Beneath the suntan, Dalgard's face whitened. The other had come from no outlaw ship, seeking a refuge across space, as his own people had fled to a new life from tyranny. His first fears had been correct! This was a representative of Pax, doubtless sent to hunt down the descendants of those who had escaped its throttling dictatorship. The slender strangely garbed Terran might be of the same blood as his own, but he was as great an enemy as Those Others!

"Pax!" He did not know that he had said that word aloud.

The other laughed. "You are living back in history. Pax has been dead and gone almost two centuries. I'm of the Federation of Free Men—"

"Will the stranger use his fire now?" The question formed in Dalgard's mind. The mermen were growing impatient, as well they might. This was no time for talk, but for action. Could Raf be persuaded to aid them? A Federation of Free Men—Free Men! That was what they were fighting for here and now.

"You are free," he said. "The sea people won their freedom when Those Others fought among themselves. My people came across the star void in search of freedom, paying in blood to win it. But these, these are not the weapons of the free." He pointed to the supplies about the globe, to the globe itself.
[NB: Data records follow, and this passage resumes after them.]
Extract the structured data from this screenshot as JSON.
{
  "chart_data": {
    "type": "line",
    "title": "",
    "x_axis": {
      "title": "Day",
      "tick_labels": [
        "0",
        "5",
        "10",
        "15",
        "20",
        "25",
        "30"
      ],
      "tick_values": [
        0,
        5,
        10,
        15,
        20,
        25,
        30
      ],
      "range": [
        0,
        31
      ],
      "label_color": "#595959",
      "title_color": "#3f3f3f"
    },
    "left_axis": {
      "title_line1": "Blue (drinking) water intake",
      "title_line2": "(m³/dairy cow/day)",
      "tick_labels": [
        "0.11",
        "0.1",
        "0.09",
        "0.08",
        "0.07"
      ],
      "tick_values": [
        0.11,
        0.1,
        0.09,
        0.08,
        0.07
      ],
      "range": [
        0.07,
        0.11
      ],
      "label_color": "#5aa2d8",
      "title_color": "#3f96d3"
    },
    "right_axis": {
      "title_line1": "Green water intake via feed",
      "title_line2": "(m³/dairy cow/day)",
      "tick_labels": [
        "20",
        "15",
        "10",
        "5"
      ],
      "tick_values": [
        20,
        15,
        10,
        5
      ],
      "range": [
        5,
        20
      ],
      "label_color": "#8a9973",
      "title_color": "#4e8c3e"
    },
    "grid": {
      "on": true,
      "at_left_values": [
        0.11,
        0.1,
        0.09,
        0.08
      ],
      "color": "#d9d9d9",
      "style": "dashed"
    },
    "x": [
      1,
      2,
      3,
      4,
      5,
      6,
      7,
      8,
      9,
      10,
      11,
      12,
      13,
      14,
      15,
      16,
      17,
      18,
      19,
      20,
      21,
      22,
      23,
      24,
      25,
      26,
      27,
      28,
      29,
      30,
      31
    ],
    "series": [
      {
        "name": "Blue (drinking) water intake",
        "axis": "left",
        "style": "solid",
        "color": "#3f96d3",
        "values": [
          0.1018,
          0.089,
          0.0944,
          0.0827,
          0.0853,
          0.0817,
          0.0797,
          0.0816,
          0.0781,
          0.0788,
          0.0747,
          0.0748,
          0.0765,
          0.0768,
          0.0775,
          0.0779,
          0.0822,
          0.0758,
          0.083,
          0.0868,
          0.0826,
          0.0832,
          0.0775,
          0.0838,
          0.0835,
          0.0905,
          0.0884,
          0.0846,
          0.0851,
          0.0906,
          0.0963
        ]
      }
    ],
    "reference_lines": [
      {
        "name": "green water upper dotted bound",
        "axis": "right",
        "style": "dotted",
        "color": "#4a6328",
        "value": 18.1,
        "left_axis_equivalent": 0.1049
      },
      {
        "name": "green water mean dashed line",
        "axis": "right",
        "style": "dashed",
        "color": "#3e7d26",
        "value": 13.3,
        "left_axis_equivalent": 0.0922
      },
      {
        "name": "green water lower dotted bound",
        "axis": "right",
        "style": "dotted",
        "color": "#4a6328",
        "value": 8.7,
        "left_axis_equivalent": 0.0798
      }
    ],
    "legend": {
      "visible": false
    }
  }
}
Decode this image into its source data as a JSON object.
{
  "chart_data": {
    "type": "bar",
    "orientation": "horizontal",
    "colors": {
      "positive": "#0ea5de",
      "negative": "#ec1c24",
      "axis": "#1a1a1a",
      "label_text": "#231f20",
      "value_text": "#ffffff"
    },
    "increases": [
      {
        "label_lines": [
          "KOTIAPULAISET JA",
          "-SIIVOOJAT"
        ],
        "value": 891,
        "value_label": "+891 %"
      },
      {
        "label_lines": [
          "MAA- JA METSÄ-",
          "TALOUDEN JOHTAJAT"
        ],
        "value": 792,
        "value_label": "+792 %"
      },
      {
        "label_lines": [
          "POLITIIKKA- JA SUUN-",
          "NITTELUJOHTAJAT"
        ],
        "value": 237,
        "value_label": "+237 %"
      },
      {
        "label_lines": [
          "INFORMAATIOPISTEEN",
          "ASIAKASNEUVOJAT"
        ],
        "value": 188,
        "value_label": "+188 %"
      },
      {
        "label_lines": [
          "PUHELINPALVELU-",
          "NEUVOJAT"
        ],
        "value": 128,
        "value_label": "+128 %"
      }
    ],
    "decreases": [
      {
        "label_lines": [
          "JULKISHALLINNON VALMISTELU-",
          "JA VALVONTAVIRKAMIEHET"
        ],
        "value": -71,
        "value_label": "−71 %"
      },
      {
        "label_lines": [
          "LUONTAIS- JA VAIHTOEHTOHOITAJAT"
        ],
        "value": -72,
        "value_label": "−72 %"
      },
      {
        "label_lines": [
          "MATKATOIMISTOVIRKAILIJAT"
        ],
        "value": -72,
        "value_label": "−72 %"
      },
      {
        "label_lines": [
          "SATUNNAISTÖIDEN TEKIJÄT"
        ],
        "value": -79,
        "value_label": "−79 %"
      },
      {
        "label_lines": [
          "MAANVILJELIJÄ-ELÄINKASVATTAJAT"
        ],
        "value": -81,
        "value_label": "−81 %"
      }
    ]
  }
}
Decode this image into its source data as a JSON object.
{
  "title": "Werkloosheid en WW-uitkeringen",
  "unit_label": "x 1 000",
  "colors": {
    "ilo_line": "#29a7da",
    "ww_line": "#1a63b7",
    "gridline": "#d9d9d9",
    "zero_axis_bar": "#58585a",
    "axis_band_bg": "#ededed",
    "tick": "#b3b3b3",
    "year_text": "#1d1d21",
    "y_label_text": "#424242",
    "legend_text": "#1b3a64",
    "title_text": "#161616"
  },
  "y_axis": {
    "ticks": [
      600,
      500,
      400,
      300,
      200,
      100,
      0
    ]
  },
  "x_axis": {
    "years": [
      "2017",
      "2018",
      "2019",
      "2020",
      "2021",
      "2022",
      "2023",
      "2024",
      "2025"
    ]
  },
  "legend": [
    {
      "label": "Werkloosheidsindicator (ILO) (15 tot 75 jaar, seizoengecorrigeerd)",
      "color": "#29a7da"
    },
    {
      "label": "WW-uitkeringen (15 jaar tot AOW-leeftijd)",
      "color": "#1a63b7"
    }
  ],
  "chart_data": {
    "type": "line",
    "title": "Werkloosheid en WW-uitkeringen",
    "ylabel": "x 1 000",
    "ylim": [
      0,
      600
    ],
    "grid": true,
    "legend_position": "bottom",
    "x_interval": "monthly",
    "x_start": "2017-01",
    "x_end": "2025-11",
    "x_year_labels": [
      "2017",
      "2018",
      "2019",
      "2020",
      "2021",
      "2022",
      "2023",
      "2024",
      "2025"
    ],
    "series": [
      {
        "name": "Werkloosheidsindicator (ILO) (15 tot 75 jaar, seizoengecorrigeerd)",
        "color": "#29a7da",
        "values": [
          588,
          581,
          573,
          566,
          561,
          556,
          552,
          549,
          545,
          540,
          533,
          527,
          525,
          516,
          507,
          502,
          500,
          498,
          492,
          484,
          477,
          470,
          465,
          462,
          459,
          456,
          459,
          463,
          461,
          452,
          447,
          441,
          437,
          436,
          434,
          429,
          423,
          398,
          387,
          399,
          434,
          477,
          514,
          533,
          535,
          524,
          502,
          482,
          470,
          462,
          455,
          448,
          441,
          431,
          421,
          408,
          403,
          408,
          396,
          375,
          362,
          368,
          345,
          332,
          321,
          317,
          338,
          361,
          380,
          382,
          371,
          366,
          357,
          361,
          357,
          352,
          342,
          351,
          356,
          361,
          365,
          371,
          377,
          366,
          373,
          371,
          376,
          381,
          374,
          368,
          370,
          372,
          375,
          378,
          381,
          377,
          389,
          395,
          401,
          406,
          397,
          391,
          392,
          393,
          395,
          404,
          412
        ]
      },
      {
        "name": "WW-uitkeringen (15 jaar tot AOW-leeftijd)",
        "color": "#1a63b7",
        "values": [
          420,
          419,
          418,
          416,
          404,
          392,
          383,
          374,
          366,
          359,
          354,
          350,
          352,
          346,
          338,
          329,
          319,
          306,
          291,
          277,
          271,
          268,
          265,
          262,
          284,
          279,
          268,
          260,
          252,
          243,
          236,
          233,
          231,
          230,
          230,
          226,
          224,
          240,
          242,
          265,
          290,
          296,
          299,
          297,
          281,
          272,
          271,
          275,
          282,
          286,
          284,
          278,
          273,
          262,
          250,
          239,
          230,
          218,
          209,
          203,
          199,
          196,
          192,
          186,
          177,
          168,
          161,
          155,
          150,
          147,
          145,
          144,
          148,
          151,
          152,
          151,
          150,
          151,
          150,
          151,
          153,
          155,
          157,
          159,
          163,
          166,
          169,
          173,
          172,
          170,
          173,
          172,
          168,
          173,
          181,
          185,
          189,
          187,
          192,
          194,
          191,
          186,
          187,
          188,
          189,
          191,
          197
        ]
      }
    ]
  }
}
The mermen were waiting no longer. With the butts of their spears they smashed anything breakable. But the damage one could do by hand in the short space of time granted them—Raf was surprised that a guard was not already down upon them—was sharply limited. The piled-up secrets of an old race, a race which had once ruled a planet. He thought fleetingly of Lablet's preoccupation with this spoil, of Hobart's hope of gaining knowledge they could take back with them. But would the aliens keep their part of the bargain? He no longer believed that.

Why not give these barbarians a chance, and the colonists. Sure, he was breaking the stiffest rule of the Service. But, perhaps by now the flitter was gone, he might never reach the RS 10. It was not his war, right enough. But he'd give the weaker side a fighting chance.

Dalgard followed him into the globe ship, climbing the ladders to the engine level, watching with curious eyes as Raf inspected the driving power of the ship and made the best disposition possible of one of the bombs.